Quaking in a corner of the chest was a torn and scrunched ball of parchment. Aira carefully flattened it out. It was the cover protecting Frenudin’s book. Freya had written upon it in her clear, neat handwriting; ‘My daughter. Be gentle to all, hold love in your heart, persevere and remember that there is no such rose as virtue.’
These last words brought to Aira’s mind the words of the meek, hopeful song that Airen had played on his pear wood recorder whilst she, busy dusting the room, had hummed along.
‘What is it?’ Boroden asked softly, coming to her side. She showed him.
‘You have done your mother proud. Except that instead of a rose I think snowdrop suits you better. You’re a strong, slender little thing in a bleak world where you shouldn’t be. I’m surprised at you for getting this far. We should think it a great achievement, whether we find the sword or not.’
Aira was heartened by his praise. ‘Help me bury him,’ she appealed.
Boroden nodded and they returned to the door.
Collecting together Airen’s bones was no easy task. They had been tumbled amongst fractured wood, rusting pots and winter leaves.

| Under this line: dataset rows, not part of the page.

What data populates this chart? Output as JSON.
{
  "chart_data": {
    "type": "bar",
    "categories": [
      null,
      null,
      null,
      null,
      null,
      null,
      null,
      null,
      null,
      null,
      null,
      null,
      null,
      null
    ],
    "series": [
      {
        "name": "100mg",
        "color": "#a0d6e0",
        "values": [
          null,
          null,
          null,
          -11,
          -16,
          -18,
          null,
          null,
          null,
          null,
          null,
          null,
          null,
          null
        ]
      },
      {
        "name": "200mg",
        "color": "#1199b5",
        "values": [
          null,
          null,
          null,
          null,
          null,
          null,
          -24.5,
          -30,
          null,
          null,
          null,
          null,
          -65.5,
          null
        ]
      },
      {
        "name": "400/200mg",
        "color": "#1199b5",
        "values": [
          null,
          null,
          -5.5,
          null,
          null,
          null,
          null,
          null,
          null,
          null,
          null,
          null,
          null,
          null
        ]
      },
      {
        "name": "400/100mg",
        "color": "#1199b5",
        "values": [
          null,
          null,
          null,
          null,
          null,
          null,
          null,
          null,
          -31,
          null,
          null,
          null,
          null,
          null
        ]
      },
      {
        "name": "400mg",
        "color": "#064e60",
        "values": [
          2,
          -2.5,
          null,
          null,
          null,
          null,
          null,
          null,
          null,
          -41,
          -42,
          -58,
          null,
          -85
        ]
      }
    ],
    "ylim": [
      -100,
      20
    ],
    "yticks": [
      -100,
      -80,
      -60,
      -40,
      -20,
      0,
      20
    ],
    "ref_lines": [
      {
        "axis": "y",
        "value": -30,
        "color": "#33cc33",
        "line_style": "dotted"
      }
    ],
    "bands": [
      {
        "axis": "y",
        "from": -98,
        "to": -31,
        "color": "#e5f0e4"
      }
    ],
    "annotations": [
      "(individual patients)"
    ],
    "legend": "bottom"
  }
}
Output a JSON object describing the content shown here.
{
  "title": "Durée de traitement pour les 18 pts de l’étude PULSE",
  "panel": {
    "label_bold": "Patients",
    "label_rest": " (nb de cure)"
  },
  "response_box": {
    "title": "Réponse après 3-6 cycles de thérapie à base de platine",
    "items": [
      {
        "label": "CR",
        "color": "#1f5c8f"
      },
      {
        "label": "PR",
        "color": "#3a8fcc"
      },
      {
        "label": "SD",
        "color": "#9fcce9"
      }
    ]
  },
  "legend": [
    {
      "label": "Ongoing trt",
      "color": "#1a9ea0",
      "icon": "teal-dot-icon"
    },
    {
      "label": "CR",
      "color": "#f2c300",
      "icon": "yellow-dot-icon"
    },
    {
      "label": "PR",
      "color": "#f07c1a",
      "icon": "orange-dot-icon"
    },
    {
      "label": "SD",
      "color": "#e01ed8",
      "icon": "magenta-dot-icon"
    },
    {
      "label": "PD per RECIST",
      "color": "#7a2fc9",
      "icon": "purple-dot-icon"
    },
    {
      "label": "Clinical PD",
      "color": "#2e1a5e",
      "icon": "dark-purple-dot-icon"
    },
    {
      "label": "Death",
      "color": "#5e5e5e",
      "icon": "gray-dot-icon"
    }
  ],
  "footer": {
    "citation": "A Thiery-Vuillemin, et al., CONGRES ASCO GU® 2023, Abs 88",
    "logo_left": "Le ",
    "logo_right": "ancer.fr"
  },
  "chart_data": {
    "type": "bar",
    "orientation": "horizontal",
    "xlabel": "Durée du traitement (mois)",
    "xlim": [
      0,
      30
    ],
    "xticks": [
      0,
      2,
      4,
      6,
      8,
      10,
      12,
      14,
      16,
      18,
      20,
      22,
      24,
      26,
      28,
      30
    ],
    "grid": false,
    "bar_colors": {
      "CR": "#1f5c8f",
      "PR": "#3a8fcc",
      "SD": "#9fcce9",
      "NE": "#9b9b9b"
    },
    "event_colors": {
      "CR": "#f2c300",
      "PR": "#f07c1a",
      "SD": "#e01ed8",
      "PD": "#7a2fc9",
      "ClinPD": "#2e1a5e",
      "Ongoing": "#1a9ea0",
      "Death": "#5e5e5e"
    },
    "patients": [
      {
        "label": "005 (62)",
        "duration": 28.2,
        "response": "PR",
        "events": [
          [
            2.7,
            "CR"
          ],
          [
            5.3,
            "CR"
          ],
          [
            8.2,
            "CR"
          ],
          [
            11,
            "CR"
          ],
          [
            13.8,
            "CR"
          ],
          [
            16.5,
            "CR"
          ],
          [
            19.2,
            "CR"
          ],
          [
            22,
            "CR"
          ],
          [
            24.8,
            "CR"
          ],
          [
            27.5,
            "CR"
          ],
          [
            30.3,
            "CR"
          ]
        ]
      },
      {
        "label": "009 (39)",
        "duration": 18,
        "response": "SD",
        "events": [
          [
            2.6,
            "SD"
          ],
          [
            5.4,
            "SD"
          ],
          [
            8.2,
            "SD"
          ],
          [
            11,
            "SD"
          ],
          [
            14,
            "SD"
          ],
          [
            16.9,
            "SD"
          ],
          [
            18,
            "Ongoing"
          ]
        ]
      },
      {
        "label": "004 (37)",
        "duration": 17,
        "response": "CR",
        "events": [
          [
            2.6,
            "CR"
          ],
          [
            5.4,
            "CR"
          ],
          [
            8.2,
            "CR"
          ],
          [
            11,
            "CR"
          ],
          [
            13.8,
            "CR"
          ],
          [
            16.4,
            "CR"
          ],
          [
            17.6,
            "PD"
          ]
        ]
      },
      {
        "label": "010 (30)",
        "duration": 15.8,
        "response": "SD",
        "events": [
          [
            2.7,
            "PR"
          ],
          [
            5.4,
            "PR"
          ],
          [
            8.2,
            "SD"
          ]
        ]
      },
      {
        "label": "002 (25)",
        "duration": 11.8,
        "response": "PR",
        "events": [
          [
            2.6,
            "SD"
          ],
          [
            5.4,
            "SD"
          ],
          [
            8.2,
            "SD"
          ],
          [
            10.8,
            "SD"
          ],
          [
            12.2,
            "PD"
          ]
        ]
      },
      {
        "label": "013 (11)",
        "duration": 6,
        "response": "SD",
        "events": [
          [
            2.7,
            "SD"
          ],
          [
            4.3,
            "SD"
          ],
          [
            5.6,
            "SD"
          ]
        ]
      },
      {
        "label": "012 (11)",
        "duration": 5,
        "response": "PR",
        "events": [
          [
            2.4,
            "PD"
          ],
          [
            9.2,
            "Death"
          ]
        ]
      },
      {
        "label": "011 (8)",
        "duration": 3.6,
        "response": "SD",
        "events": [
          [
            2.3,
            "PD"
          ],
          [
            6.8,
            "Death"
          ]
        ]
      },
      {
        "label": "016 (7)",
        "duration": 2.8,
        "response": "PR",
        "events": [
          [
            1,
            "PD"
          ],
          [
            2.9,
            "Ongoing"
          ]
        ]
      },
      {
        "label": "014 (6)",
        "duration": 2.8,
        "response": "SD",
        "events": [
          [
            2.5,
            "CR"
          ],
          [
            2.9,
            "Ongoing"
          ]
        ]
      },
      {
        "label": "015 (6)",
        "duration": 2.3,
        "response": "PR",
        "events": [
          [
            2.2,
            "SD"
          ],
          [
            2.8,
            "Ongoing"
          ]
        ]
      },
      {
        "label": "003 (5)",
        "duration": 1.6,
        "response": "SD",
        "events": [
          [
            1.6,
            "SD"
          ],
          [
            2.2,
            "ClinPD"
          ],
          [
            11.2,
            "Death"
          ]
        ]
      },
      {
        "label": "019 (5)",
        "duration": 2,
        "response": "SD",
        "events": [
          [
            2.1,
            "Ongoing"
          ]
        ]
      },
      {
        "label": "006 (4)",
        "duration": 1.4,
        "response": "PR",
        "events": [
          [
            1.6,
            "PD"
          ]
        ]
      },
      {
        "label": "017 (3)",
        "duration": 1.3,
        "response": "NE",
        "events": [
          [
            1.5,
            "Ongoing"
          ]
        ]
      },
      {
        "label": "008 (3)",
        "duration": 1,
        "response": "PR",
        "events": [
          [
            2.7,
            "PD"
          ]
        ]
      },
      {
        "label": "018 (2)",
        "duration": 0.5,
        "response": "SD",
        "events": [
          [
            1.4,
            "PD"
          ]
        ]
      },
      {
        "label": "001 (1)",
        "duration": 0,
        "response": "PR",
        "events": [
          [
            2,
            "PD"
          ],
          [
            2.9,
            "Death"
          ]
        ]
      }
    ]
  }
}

‘I’m going to bury him on the hill where the others are waiting. It’s still and peaceful up there, looking down on the village. I don’t like to bury him too close by in case Krysila comes again.’
Boroden added Airen’s femur to the sack that Aira had formed from a water stained curtain. ‘We must search for the sword first.’
‘Hmm,’ Aira mumbled, tucking her father’s skull on top of the pile of bones. It was not hard to imagine his likeness from it and Aira did not know whether this was unnerving or reassuring.
A squall of wind buffeted the cottage as from nowhere.
‘I’ve an awful feeling that we’re being watched,’ Boroden shuddered. ‘We’ll leave out of the crack where the wall has crumbled, not the door. It’ll help to make our movements unpredictable.’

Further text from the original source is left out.